Et Verdi est devenu l’adresse de ce chagrin. Il est devenu le lieu où les Italiens envoyaient leur désir.

Réfléchissez à ce que cela signifie d’être aimé pour ce que vous représentez plutôt que pour ce que vous êtes. Il y a un vertige là-dedans que presque personne ne décrit honnêtement. Vous regardez des étrangers utiliser votre image, votre nom, votre œuvre, à des fins que vous n’avez jamais choisies et que vous ne pouvez pas contrôler. Des gens pleurent devant quelque chose que vous avez créé et vous savez, avec la terrible clarté du créateur, exactement comment cela a été assemblé, exactement où se trouve la couture, exactement à quel point les mécanismes sont ordinaires sous ce qu’ils vivent comme sacré. L’amour est réel. Il n’est pas non plus tout à fait pour vous. Il est pour le vase que vous êtes devenu par accident.

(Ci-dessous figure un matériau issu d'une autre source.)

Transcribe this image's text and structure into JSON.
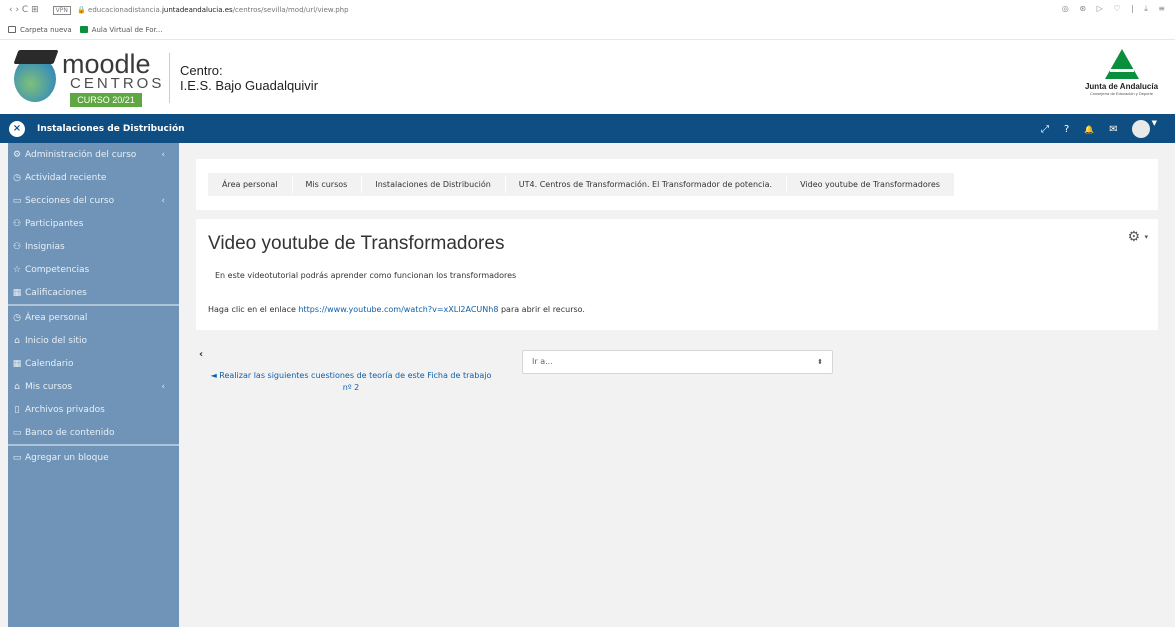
{
  "browser": {
    "nav_glyphs": "‹  ›  C  ⊞",
    "vpn": "VPN",
    "url_prefix": "educacionadistancia.",
    "url_domain": "juntadeandalucia.es",
    "url_path": "/centros/sevilla/mod/url/view.php",
    "right_icons": "◎ ⊛ ▷ ♡ | ⤓ ≡"
  },
  "bookmarks": [
    {
      "label": "Carpeta nueva"
    },
    {
      "label": "Aula Virtual de For..."
    }
  ],
  "header": {
    "logo_word": "moodle",
    "logo_sub": "CENTROS",
    "logo_badge": "CURSO 20/21",
    "centro_label": "Centro:",
    "centro_name": "I.E.S. Bajo Guadalquivir",
    "junta_name": "Junta de Andalucía",
    "junta_sub": "Consejería de Educación y Deporte"
  },
  "topnav": {
    "close_glyph": "×",
    "course_title": "Instalaciones de Distribución",
    "icons": {
      "expand": "⤢",
      "help": "?",
      "bell": "🔔",
      "mail": "✉"
    },
    "caret": "▼"
  },
  "sidebar": {
    "group1": [
      {
        "label": "Administración del curso",
        "icon": "⚙",
        "arrow": "‹"
      },
      {
        "label": "Actividad reciente",
        "icon": "◷",
        "arrow": ""
      },
      {
        "label": "Secciones del curso",
        "icon": "▭",
        "arrow": "‹"
      },
      {
        "label": "Participantes",
        "icon": "⚇",
        "arrow": ""
      },
      {
        "label": "Insignias",
        "icon": "⚇",
        "arrow": ""
      },
      {
        "label": "Competencias",
        "icon": "☆",
        "arrow": ""
      },
      {
        "label": "Calificaciones",
        "icon": "▦",
        "arrow": ""
      }
    ],
    "group2": [
      {
        "label": "Área personal",
        "icon": "◷",
        "arrow": ""
      },
      {
        "label": "Inicio del sitio",
        "icon": "⌂",
        "arrow": ""
      },
      {
        "label": "Calendario",
        "icon": "▦",
        "arrow": ""
      },
      {
        "label": "Mis cursos",
        "icon": "⌂",
        "arrow": "‹"
      },
      {
        "label": "Archivos privados",
        "icon": "▯",
        "arrow": ""
      },
      {
        "label": "Banco de contenido",
        "icon": "▭",
        "arrow": ""
      }
    ],
    "group3": [
      {
        "label": "Agregar un bloque",
        "icon": "▭",
        "arrow": ""
      }
    ]
  },
  "breadcrumb": [
    "Área personal",
    "Mis cursos",
    "Instalaciones de Distribución",
    "UT4. Centros de Transformación. El Transformador de potencia.",
    "Video youtube de Transformadores"
  ],
  "main": {
    "title": "Video youtube de Transformadores",
    "gear_glyph": "⚙",
    "gear_caret": "▾",
    "description": "En este videotutorial podrás aprender como funcionan los transformadores",
    "click_prefix": "Haga clic en el enlace ",
    "link_url": "https://www.youtube.com/watch?v=xXLl2ACUNh8",
    "click_suffix": " para abrir el recurso."
  },
  "activity_nav": {
    "back_chevron": "‹",
    "prev_link": "◄ Realizar las siguientes cuestiones de teoría de este Ficha de trabajo nº 2",
    "jump_placeholder": "Ir a...",
    "jump_arrow": "⬍"
  }
}
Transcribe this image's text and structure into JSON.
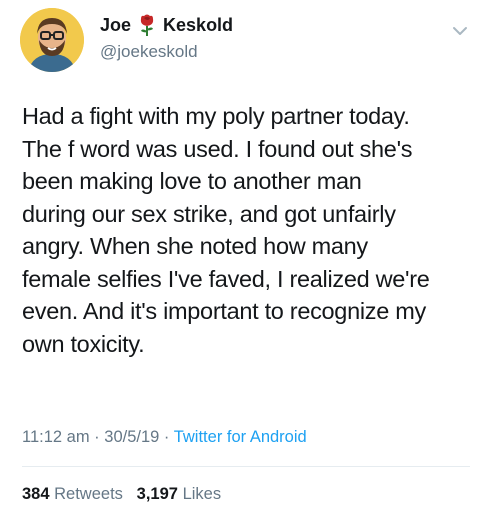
{
  "user": {
    "first_name": "Joe",
    "last_name": "Keskold",
    "name_emoji": "rose-icon",
    "handle": "@joekeskold"
  },
  "tweet": {
    "text": "Had a fight with my poly partner today.\nThe f word was used. I found out she's\nbeen making love to another man\nduring our sex strike, and got unfairly\nangry. When she noted how many\nfemale selfies I've faved, I realized we're\neven. And it's important to recognize my\nown toxicity.",
    "time": "11:12 am",
    "separator": "·",
    "date": "30/5/19",
    "source": "Twitter for Android"
  },
  "stats": {
    "retweets_count": "384",
    "retweets_label": "Retweets",
    "likes_count": "3,197",
    "likes_label": "Likes"
  },
  "colors": {
    "text": "#14171a",
    "secondary": "#657786",
    "link": "#1da1f2",
    "divider": "#e6ecf0",
    "avatar_bg": "#f2c94c"
  }
}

Erik Erikson a écrit sur la crise de la formation de l’identité à l’âge adulte avec le sérieux qu’elle mérite, soutenant dans Identity: Youth and Crisis que la consolidation du soi nécessite du temps et la liberté d’expérimenter sans conséquence. Verdi s’est vu refuser cette liberté à vingt-huit ans. On lui a remis la vie d’un symbole avant qu’il n’ait fini de construire la vie d’une personne. Le Risorgimento passerait les décennies suivantes à écrire ses initiales sur les murs comme un acronyme pour un roi, comme si même son nom ne lui appartenait pas.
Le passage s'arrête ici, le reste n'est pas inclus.